Thursday, November 6, 2008

Two Films That Are Way Way Out There

This comes in the wake of Barak Obama's victory in the U.S. presidential election yesterday.

I'm still feeling high from that victory. I've seen two films since. Both are films that I've been trying to see for quite a while now.

The first is Nagisa Oshima's DEATH BY HANGING(1968), which has been written up in so many books as epitomizing Japan's New Wave but is a really hard film to get to see. It's virtually impossible to find in the U.S., here in Hong Kong, and even in Japan. I looked for it at various video stores in Tokyo a few months ago to no avail.

I won't get into the logistics of how I finally got to see this film, which I first read about more than 10 years ago, but it was a treat. That said, I can't believe it was ever produced. It's one of the strangest most experimental films I've ever seen. It's divided into 7 sections. For me 2 were gripping and ridiculously intense. The others were too disjointed and anti-cinema for me. These sections were like watching Godard from the 80s and 90s where there's no effort whatsoever to accomodate the viewer.

The film is almost unclassifiable. It starts out like a documentary, then quickly turns into an absurd play. Overall, it is a treatise or interactive inspired dissertation on capital punishment and Japan's historical role and treatment of its underclass. I cannot imagine the film finding any sort of audience in Japan. I don't know the facts, but I'd be willing to bet that it made no money. It is just too intense a film, too experimental, too out-there. Indeed, it's an indictment on Japan and simultaneously a call for real soul-searching but made by a film genius.

It is definitely one of those super obscure intellectual films that you have to be a ridiculous film snob to have seen.

The second film was Kim Ki Duk's debut feature CROCODILE (1996), which was trademark Kim Ki Duk. It was bizarre but strangely compelling and original. Even though it was the first feature film the guy made, there were moments of complete originality. In fact, the film contained two things I've never seen before in my life. One, the main character dives into the river, and while underwater blows and inflates a balloon. I've never seen this before in real life or in a movie. Two, the main character picks up a turtle at the river's edge and paints its shell blue before releasing it back into the river. Again, original.

The film was clunky at times and had big gaps in narrative. Still, it had enough elements and signs of promise. The film was strong visually and told the story with pictures, which to me, is always a sign of a filmmaker using the medium. Most films are well-made and do indeed tell the story with the sound off. Try it sometimes. Park Chan Wook's OLD BOY is great to watch with the sound on mute.

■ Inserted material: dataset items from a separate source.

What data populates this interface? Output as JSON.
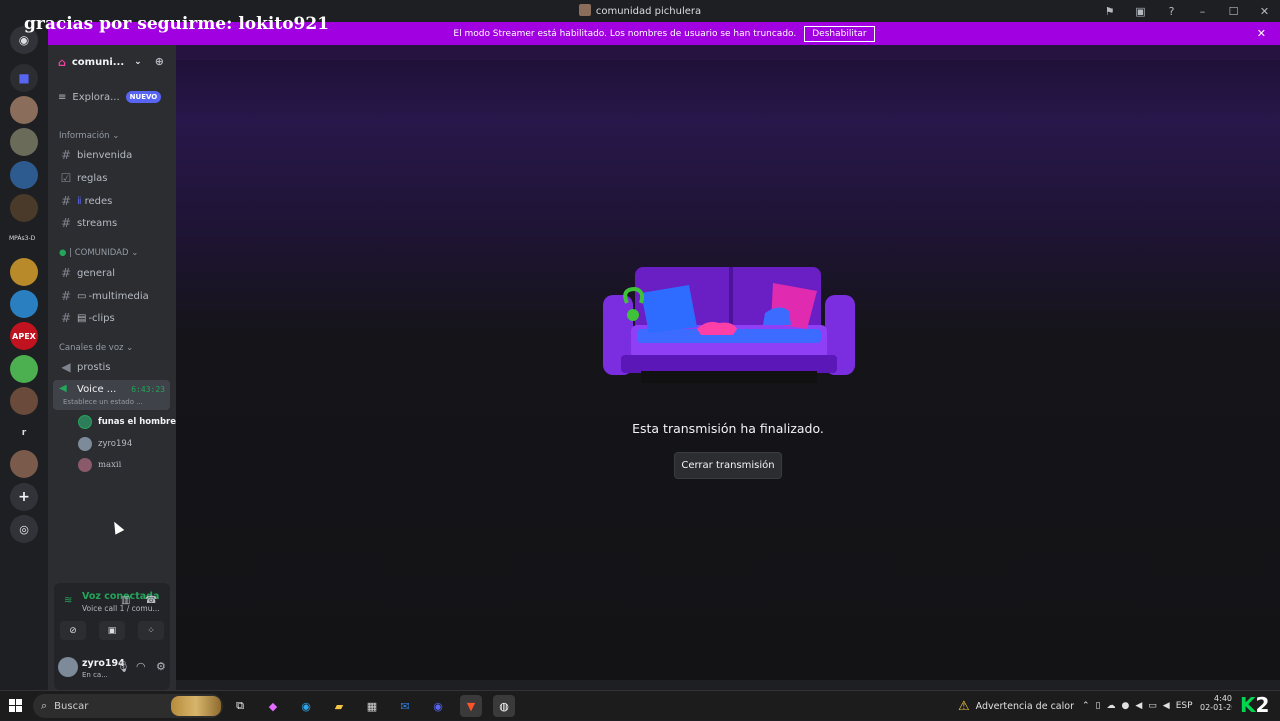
{
  "overlay": {
    "text": "gracias por seguirme: lokito921"
  },
  "window": {
    "title": "comunidad pichulera"
  },
  "streamer_bar": {
    "message": "El modo Streamer está habilitado. Los nombres de usuario se han truncado.",
    "button": "Deshabilitar"
  },
  "server_list": {
    "home_icon": "discord-icon",
    "items": [
      {
        "name": "server-folder",
        "color": "#5865f2"
      },
      {
        "name": "comunidad-pichulera",
        "color": "#8a6d5a"
      },
      {
        "name": "server-2",
        "color": "#6b6b5a"
      },
      {
        "name": "server-3",
        "color": "#2d5a8f"
      },
      {
        "name": "server-4",
        "color": "#4a3a2a"
      },
      {
        "name": "server-5",
        "color": "#b88a2a"
      },
      {
        "name": "server-6",
        "color": "#2a7fc0"
      },
      {
        "name": "apex",
        "color": "#c0121f"
      },
      {
        "name": "server-8",
        "color": "#4caf50"
      },
      {
        "name": "server-9",
        "color": "#6a4a3a"
      },
      {
        "name": "server-10",
        "color": "#1e1f22"
      },
      {
        "name": "server-11",
        "color": "#7a5a4a"
      }
    ],
    "text_label": "MPÀs3-D",
    "apex_label": "APEX",
    "r_label": "r"
  },
  "guild": {
    "name": "comuni...",
    "explore": "Explora...",
    "new_badge": "NUEVO"
  },
  "categories": {
    "info": "Información",
    "community": "| COMUNIDAD",
    "voice": "Canales de voz"
  },
  "channels": {
    "bienvenida": "bienvenida",
    "reglas": "reglas",
    "redes": "redes",
    "streams": "streams",
    "general": "general",
    "multimedia": "-multimedia",
    "clips": "-clips",
    "prostis": "prostis"
  },
  "voice_channel": {
    "name": "Voice ...",
    "timer": "6:43:23",
    "status": "Establece un estado ..."
  },
  "voice_users": [
    "funas el hombre",
    "zyro194",
    "maxii"
  ],
  "voice_panel": {
    "title": "Voz conectada",
    "subtitle": "Voice call 1 / comu..."
  },
  "user": {
    "name": "zyro194",
    "status": "En ca..."
  },
  "stream": {
    "ended_text": "Esta transmisión ha finalizado.",
    "close_button": "Cerrar transmisión"
  },
  "taskbar": {
    "search_placeholder": "Buscar",
    "heat_warning": "Advertencia de calor",
    "lang": "ESP",
    "time": "4:40",
    "date": "02-01-202"
  }
}
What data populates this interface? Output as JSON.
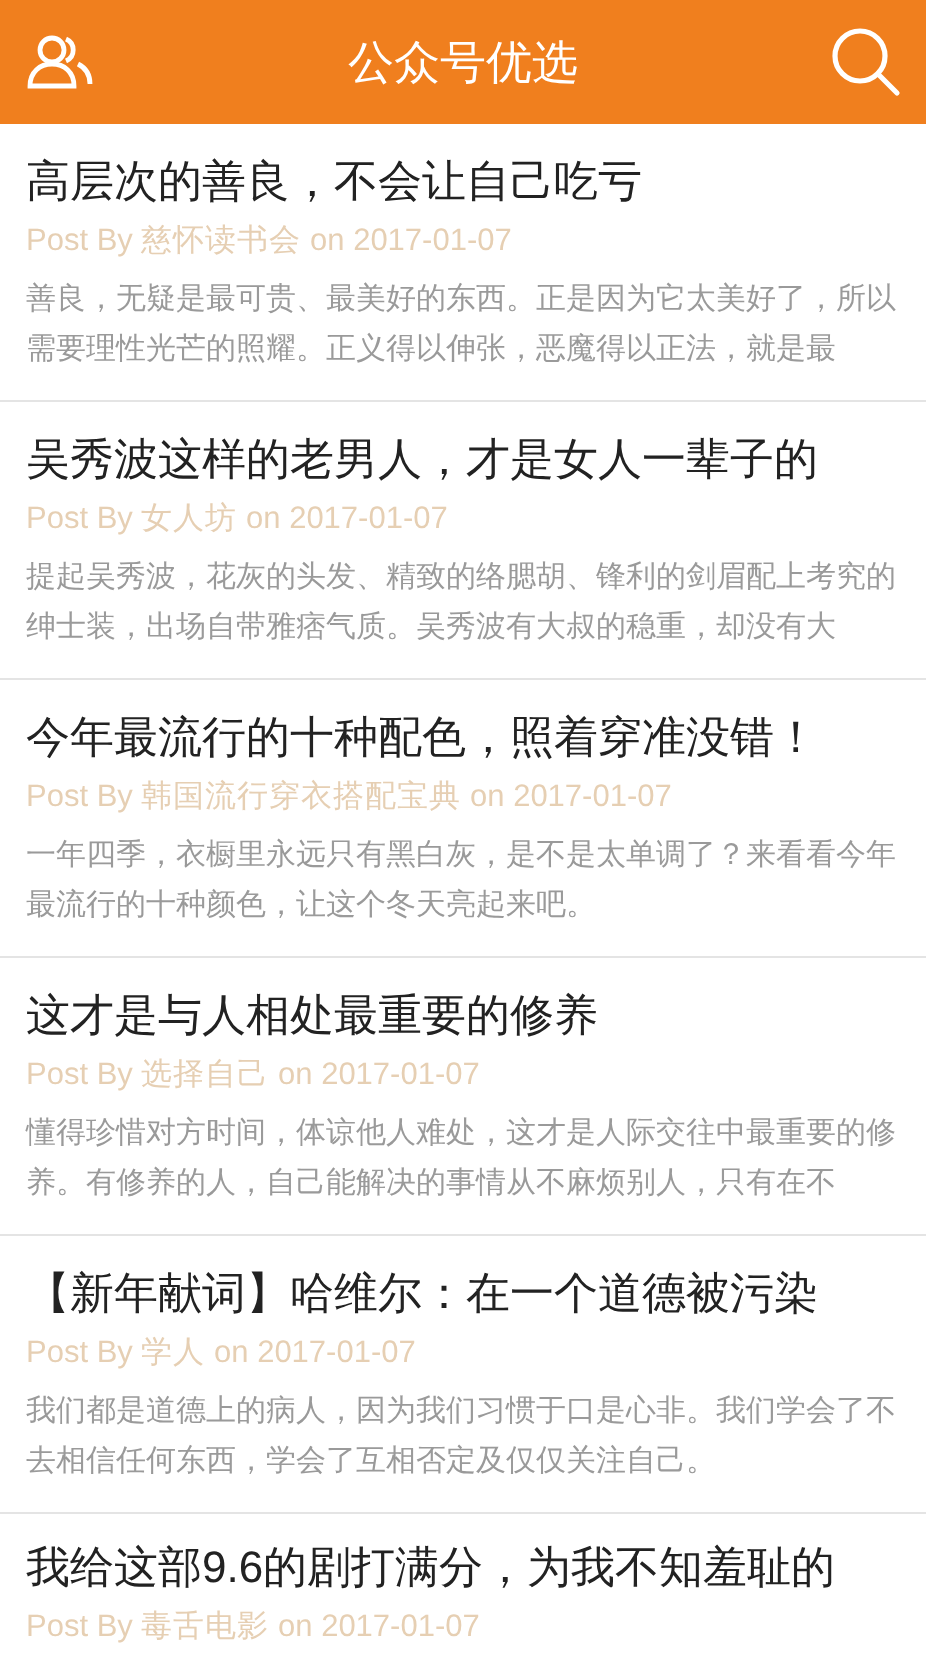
{
  "header": {
    "title": "公众号优选"
  },
  "posts": [
    {
      "title": "高层次的善良，不会让自己吃亏",
      "prefix": "Post By",
      "author": "慈怀读书会",
      "on": "on",
      "date": "2017-01-07",
      "summary": "善良，无疑是最可贵、最美好的东西。正是因为它太美好了，所以需要理性光芒的照耀。正义得以伸张，恶魔得以正法，就是最"
    },
    {
      "title": "吴秀波这样的老男人，才是女人一辈子的",
      "prefix": "Post By",
      "author": "女人坊",
      "on": "on",
      "date": "2017-01-07",
      "summary": "提起吴秀波，花灰的头发、精致的络腮胡、锋利的剑眉配上考究的绅士装，出场自带雅痞气质。吴秀波有大叔的稳重，却没有大"
    },
    {
      "title": "今年最流行的十种配色，照着穿准没错！",
      "prefix": "Post By",
      "author": "韩国流行穿衣搭配宝典",
      "on": "on",
      "date": "2017-01-07",
      "summary": "一年四季，衣橱里永远只有黑白灰，是不是太单调了？来看看今年最流行的十种颜色，让这个冬天亮起来吧。"
    },
    {
      "title": "这才是与人相处最重要的修养",
      "prefix": "Post By",
      "author": "选择自己",
      "on": "on",
      "date": "2017-01-07",
      "summary": "懂得珍惜对方时间，体谅他人难处，这才是人际交往中最重要的修养。有修养的人，自己能解决的事情从不麻烦别人，只有在不"
    },
    {
      "title": "【新年献词】哈维尔：在一个道德被污染",
      "prefix": "Post By",
      "author": "学人",
      "on": "on",
      "date": "2017-01-07",
      "summary": "我们都是道德上的病人，因为我们习惯于口是心非。我们学会了不去相信任何东西，学会了互相否定及仅仅关注自己。"
    },
    {
      "title": "我给这部9.6的剧打满分，为我不知羞耻的",
      "prefix": "Post By",
      "author": "毒舌电影",
      "on": "on",
      "date": "2017-01-07"
    }
  ]
}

Watching a movie with the sound off is also a good way to focus on the picture and see just how interesting or mundane a film truly is. I tried watching FAILURE TO LAUNCH with the sound off. The director truly took no risks in making that film. There isn't a single original or inspired shot in the picture. Instead, just the usual 'coverage' of conventional shots. They might as well have made that film on auto-pilot. Maybe they did. That film quickly dies without the sound.

The point is, CROCODILE was a treat despite its inadequacies and despite the fact that the copy I managed to get my hands on didn't have the best picture or sound quality. I can't believe anyone produced it. It was a truly bizarre film. It was clearly meant to be a low-budget quickie cheap entertainment, but Kim Ki Duk subverted it and turned it into a surreal and at-times visually stunning personal picture complete with his obsesssions and neuroses.

This guy is a true creative force. In his prolific output and sheer originality, the only person who even comes close in the history of cinema was Rainer Warner Fassbinder. And of course, both were complete originals. Not every film of both filmmakers was impressive. They each had some duds, but overall, they made more interesting and original films in a short period of manic productivity than some studios do in a lifetime.

By the way, tonight we will go see QUANTUM OF SOLACE. I can't say I'm a huge James Bond fan though I've seen my share of 007 films, but I thoroughly enjoyed the last one. So Jene loved that film. Hope this one is just as much fun.